An unpleasant surprise if you are coming on holiday to Italy: the tourist tax on accommodation. What is it and in which Italian cities do you pay it?

It happens very often that tourists (especially foreigners) that come on vacation to Italy, have to face an unpleasant surprise when they go to pay their hotel or B&B room at the checkout. In fact, the hotel/B&B staff will ask them to pay, in addition to the price for their room, a tax of which most tourists are absolutely unaware: the tourist tax.

The tourist tax was introduced by the law on fiscal federalism (Legislative Decree  March 14, 2011, n0. 23) with the intention of financing public policy on tourism. Italian municipalities are entitled to apply a tax on tourists’ stays in hotels, bed & breakfasts, holiday homes, cottages, campsites, etc.. The amount of the tax ranges from € 1 to € 5 per day per person depending on the type and “luxury level” of the facility (except in the case of Rome where it is up to € 7 per day in 5-star hotels).

Therefore, the amount of the tourist tax, which a tourist staying in an Italian hotel/B&B etc. will have to pay to the hotel/B&B etc. (the facility will then transfer the sum to the municipality) at the time of the checkout, is not fixed but is calculated according to the rate decided by each municipality.

For example, the fees that a tourist will have to pay if he/she stays in a hotel in the city of Rome are the following:

a) € 3.00 per day per person in 1-star hotels;
b) € 3.00 per day per person in 2-star hotels;
c) € 4.00 per day per person in 3-star hotels;
d) € 6.00 per day per person in 4-star hotels;
e) € 7.00 per day per person in 5-star hotels.
For a bed and breakfast or a house (e.g. Airbnb) in the city of Rome, there is a € 3.50 fee per day per person, while for an agriturismo there is a € 4.00 fee per day per person.

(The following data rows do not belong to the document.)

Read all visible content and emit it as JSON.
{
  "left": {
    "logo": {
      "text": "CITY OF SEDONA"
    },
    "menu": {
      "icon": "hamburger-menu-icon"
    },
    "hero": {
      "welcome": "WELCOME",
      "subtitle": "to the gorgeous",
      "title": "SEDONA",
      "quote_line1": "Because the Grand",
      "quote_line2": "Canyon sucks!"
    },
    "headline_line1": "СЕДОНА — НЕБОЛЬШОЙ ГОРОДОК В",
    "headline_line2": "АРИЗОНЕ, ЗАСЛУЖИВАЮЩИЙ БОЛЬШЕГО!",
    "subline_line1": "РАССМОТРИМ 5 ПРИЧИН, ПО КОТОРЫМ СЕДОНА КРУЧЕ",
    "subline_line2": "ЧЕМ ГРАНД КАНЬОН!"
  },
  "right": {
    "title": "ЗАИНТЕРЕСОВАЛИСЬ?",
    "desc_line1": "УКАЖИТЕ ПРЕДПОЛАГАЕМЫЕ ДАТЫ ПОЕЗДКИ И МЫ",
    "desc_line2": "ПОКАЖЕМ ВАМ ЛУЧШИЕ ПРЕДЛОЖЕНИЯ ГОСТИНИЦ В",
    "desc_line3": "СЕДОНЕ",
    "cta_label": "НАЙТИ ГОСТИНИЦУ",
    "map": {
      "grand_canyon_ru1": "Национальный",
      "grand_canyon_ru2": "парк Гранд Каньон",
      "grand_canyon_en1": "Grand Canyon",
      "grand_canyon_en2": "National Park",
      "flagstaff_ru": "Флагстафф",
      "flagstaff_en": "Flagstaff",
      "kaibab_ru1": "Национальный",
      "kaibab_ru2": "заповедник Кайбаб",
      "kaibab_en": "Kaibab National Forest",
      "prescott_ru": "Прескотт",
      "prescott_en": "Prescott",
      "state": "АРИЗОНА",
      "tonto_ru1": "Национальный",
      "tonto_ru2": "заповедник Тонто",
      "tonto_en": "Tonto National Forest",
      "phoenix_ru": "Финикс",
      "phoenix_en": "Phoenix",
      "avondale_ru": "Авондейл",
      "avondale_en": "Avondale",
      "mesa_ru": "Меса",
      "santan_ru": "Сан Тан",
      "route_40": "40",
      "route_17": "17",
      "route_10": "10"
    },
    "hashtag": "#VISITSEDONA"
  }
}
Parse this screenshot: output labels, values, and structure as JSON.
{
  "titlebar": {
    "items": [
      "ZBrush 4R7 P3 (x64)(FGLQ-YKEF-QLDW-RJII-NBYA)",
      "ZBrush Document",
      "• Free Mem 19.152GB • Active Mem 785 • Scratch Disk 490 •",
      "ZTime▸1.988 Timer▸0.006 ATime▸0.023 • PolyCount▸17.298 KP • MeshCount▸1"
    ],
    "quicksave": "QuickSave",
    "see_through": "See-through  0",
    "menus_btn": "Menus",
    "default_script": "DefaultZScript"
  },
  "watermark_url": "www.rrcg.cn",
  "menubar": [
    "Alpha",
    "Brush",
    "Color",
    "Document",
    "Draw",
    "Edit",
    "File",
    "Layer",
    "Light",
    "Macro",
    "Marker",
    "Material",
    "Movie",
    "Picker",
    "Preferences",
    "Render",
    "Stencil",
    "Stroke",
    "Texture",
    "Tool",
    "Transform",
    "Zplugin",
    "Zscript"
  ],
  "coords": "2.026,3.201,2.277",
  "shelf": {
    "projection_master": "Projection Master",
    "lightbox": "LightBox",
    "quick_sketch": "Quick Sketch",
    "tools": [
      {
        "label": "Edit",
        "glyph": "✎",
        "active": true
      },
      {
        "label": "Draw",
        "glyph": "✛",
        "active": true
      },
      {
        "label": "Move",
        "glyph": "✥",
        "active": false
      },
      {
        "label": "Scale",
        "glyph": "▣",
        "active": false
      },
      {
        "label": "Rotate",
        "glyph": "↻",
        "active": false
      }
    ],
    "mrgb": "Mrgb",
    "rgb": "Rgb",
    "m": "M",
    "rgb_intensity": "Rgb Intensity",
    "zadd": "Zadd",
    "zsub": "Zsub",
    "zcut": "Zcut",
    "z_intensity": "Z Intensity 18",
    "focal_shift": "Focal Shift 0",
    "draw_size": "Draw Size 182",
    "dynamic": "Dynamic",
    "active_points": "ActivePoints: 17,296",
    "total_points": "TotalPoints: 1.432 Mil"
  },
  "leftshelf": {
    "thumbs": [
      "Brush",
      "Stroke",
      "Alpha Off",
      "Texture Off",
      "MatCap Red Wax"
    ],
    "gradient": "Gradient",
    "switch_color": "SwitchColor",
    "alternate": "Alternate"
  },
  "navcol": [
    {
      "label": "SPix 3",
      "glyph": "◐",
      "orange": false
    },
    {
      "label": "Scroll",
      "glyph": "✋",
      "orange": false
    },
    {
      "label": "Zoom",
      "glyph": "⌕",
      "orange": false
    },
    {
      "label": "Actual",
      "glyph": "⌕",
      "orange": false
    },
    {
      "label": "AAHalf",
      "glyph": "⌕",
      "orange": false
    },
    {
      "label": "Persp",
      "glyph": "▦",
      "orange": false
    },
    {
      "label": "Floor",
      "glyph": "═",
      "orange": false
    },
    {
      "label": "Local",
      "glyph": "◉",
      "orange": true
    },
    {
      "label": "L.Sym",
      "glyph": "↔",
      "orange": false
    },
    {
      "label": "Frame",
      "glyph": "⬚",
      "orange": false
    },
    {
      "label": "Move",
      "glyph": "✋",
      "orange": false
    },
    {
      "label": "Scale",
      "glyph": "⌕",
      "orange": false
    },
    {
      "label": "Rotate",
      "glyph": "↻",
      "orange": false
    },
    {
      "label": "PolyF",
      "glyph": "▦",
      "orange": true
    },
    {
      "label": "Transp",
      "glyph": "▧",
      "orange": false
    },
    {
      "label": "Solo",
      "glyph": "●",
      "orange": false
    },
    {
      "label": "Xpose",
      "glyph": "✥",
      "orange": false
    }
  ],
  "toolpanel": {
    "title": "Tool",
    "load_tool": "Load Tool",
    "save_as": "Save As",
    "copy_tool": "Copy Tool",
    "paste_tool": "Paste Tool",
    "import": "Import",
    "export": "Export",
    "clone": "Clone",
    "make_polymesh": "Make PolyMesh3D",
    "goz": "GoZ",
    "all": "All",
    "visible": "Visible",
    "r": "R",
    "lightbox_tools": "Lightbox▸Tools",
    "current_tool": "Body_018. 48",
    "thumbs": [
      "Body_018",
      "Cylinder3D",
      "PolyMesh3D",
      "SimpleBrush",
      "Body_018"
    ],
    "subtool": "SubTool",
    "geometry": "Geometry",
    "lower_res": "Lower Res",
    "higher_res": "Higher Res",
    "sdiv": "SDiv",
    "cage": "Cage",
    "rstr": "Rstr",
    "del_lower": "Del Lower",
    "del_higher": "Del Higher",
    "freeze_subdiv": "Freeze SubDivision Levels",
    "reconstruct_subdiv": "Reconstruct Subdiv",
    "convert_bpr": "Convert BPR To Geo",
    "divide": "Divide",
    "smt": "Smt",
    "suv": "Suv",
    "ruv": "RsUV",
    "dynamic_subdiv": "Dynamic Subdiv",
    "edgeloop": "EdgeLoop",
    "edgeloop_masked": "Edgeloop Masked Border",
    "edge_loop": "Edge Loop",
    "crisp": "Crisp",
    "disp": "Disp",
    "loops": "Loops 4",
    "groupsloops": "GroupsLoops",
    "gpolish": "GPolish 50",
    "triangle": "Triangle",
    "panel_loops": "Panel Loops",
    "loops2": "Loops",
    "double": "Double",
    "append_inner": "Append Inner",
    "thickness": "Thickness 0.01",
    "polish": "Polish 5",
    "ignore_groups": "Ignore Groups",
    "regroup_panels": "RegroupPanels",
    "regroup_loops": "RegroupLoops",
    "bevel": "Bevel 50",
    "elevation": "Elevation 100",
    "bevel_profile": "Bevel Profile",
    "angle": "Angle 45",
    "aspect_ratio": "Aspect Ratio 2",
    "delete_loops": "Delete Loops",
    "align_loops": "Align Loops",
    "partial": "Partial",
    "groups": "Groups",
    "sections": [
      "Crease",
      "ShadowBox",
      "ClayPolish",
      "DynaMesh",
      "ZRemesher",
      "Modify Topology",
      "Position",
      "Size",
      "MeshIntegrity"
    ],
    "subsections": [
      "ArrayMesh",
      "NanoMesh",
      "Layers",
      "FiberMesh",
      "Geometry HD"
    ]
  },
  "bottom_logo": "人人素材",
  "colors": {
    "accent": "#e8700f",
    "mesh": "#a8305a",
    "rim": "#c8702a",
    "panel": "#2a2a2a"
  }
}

The tourist tax can be paid in cash or by card, and the accommodation must issue a payment receipt.

So, if, for example, a couple stays in a 4-star hotel in Rome for two nights, in addition to the cost of the hotel room, the couple will have to pay an extra € 24 (€ 6x2x2= € 24).

However, there are some exemptions, that for the city of Rome are the following (they generally apply to other cities as well):

  • those who reside in the city;
  • children up to 10 years of age;
  • those who stay at youth hostels;
  • bus drivers and tour leaders for every 23 participants;
  • people who are ill and one caregiver for a patient admitted to a health facility;
  • parents accompanying their children under the age of 18 who are admitted to a medical facility;
  • State Police and other armed forces personnel who are carrying out activities of public order and security.

For students and workers who stay overnight, even non-continually, for prolonged periods of time, to attend study courses or for work reasons the fee is applied up to a maximum of ten overnight stays in the calendar year, as long as the student or worker stays in the same accommodation facility. In order to benefit from this exemption, the student/worker must document the reason for their stay.

The tourist tax which already must be paid in major Italian tourist centers, such as Milan, Rome, Florence, Naples, Turin, Venice, starting from January 1, 2018, will be extended to other smaller municipalities including Todi, Assisi, Pompeii, Paestum, and later on in the year to Portofino, Rapallo, Santa Margherita Ligure and many others.